6) Como a nossa Rede de Pesquisa em APS pode auxiliar o desenvolvimento e melhora da produção científica em APS no Brasil?
a. Na minha opinião, a nossa Rede tem um potencial muito grande de influenciar positivamente a pesquisa e inovação em APS, com foco na melhora do desempenho dos serviços e ações do sistema de saúde como um todo. Eu dividiria em duas linhas principais de ação, uma “interna” e outra “externa”:
b. “Internamente”, com base no capital humano e na estrutura já existentes dentro da Rede APS, poderia se fomentar:
i. A discussão sistemática de uma “Agenda de Pesquisa” de médio e longo prazo para APS;
ii. “Módulos de Formação” para a capacitação complementar e permanente de pesquisadores de APS, oferecidos pela internet, gratuitamente. Existem experiências internacionais bem sucedidas nesse sentido, como por exemplo a da Rede Norte-Americana de Pesquisa em APS, e outras iniciativas de cursos “online” gratuitos capitaneados por universidades como Harvard e Berkeley (plataforma “Edx”). O conteúdo poderia ser produzido pelos próprios membros da Rede, a partir da expertise de cada pesquisador/grupo de pesquisa/universidade, com o apoio logístico da Rede APS;
iii. Incorporação e capacitação (via “módulos de formação” já citados) de profissionais “da ponta” interessados em pesquisa. A incorporação efetiva desses profissionais poderá criar um ambiente propício à pesquisa e desenvolvimento tecnológico nas unidades de saúde, propiciando o melhor desempenho dos projetos de pesquisa junto à rede de atenção, principalmente em relação à pesquisa clínica em APS, ainda pouco desenvolvida no Brasil.
c. “Externamente”, a Rede APS pode influenciar e apoiar política e tecnicamente as agências de fomento, para a criação de editais como foco no desenvolvimento cientifico e tecnológico da APS. Poder-se-ia fomentar (com base no modelo espanhol):
i. A criação de uma estrutura de rede nacional de grupos temáticos de Pesquisa em APS (pesquisa em rede interdisciplinar), com base nas prioridades definidas por uma “Agenda de Pesquisa Nacional em APS”, e a partir da experiência de colaboração já existente entre pesquisadores e grupos de pesquisa. O incentivo poderia ser contextualizado conforme o grau de maturidade dos grupos (“consolidados” ou “emergentes”). Pode-se criar metas e critérios de excelência para a avaliação contínua dos grupos, garantindo ao mesmo tempo recursos que permitam a sustentabilidade e o custeio das atividades;
ii. A pesquisa clínica (multi e interdisciplinar) em APS, incentivando principalmente os protocolos de pesquisa pragmáticos e de pesquisa translacional;
iii. A incorporação de “laboratórios” de pesquisa em APS junto às unidades básicas de saúde, propiciando a integração, consolidação de protocolos de pesquisa, pesquisa com foco na realidade, desenvolvimento profissional contínuo conjunto entre equipe de saúde e pesquisadores;
iv. Os institutos e empresas de base tecnológica incubados dentro das universidades (empresas “spin-off”, por exemplo) com foco em APS.

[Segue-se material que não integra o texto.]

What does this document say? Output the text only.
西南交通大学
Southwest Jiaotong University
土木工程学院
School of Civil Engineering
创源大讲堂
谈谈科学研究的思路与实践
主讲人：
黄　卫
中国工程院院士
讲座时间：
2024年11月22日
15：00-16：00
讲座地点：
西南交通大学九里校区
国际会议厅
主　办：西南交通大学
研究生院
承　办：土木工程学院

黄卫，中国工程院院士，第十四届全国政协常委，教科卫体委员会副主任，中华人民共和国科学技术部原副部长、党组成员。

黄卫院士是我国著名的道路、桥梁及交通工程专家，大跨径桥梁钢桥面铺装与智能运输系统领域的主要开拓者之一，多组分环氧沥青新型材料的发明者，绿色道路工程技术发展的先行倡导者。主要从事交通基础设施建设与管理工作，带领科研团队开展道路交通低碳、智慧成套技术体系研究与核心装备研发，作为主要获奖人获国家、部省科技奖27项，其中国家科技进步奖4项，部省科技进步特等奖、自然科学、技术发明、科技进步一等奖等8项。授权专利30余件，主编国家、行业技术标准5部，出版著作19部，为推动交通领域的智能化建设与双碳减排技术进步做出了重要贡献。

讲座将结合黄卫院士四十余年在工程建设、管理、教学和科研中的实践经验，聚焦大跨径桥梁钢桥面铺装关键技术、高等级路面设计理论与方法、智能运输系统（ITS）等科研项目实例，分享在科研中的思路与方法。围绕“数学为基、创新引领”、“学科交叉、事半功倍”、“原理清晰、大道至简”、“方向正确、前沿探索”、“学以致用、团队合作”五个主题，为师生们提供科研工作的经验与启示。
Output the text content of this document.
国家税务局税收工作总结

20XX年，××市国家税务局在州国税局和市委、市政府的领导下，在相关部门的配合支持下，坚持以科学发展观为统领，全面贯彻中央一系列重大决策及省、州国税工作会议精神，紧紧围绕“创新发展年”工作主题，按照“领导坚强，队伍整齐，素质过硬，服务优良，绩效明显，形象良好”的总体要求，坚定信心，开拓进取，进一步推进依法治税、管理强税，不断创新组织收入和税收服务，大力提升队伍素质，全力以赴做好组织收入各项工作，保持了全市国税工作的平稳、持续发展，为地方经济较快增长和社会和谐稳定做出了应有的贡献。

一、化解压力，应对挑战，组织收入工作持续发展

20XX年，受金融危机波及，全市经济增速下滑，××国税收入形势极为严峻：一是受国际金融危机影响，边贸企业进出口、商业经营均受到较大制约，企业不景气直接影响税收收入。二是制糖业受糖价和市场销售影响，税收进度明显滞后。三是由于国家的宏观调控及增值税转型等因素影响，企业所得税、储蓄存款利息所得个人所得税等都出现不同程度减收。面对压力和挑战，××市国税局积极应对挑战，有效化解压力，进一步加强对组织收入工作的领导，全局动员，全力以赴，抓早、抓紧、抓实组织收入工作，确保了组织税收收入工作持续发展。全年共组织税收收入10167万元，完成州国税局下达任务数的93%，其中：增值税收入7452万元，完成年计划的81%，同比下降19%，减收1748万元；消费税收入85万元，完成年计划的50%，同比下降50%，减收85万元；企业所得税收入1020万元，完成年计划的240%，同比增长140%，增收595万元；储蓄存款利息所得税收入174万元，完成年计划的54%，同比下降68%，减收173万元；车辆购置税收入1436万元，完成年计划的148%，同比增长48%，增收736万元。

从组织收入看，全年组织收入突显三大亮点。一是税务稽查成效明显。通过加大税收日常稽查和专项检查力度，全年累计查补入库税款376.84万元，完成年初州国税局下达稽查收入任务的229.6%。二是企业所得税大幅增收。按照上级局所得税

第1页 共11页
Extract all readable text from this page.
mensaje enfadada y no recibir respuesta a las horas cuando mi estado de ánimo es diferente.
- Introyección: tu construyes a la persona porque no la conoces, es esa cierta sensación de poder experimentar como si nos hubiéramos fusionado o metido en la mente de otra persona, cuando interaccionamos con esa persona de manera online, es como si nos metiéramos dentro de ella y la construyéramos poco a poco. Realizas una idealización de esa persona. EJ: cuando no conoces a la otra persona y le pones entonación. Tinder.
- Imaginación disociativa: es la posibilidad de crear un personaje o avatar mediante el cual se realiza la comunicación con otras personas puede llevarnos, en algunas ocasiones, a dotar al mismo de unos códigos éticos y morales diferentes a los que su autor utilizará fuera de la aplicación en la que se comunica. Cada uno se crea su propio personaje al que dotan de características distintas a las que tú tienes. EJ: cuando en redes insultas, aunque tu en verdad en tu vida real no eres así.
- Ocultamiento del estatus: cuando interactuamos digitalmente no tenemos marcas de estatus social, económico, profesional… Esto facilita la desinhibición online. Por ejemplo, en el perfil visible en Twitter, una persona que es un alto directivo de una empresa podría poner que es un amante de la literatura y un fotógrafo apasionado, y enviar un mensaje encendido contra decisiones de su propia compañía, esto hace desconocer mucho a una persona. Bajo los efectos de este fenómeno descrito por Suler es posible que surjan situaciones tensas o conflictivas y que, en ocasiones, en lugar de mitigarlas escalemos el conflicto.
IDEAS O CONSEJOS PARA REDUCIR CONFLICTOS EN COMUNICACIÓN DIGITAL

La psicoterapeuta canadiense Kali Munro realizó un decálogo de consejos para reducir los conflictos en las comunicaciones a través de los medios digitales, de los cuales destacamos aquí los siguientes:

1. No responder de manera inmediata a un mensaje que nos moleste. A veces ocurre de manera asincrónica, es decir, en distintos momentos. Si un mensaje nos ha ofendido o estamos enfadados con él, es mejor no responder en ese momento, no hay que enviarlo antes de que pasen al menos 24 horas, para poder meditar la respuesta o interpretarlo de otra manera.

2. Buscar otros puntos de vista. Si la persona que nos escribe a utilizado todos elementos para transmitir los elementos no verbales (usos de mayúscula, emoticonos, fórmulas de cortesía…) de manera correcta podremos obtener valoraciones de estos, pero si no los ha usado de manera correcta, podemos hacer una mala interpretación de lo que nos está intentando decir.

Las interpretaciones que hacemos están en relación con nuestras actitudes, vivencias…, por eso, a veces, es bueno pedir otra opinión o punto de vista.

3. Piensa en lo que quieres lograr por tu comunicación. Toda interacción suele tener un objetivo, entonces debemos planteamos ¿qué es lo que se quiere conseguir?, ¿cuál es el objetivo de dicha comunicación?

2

d. Eu creio que essas ações, entre tantas outras possíveis, poderiam colocar o Brasil como país de referência na pesquisa em APS no mundo, já que possuímos um dos maiores sistemas universais de saúde do planeta, com base em uma cobertura de APS das maiores também, e assim com um potencial gigantesco que ainda está “adormecido”, e que precisa se desenvolver com a força de nossos próprios pesquisadores.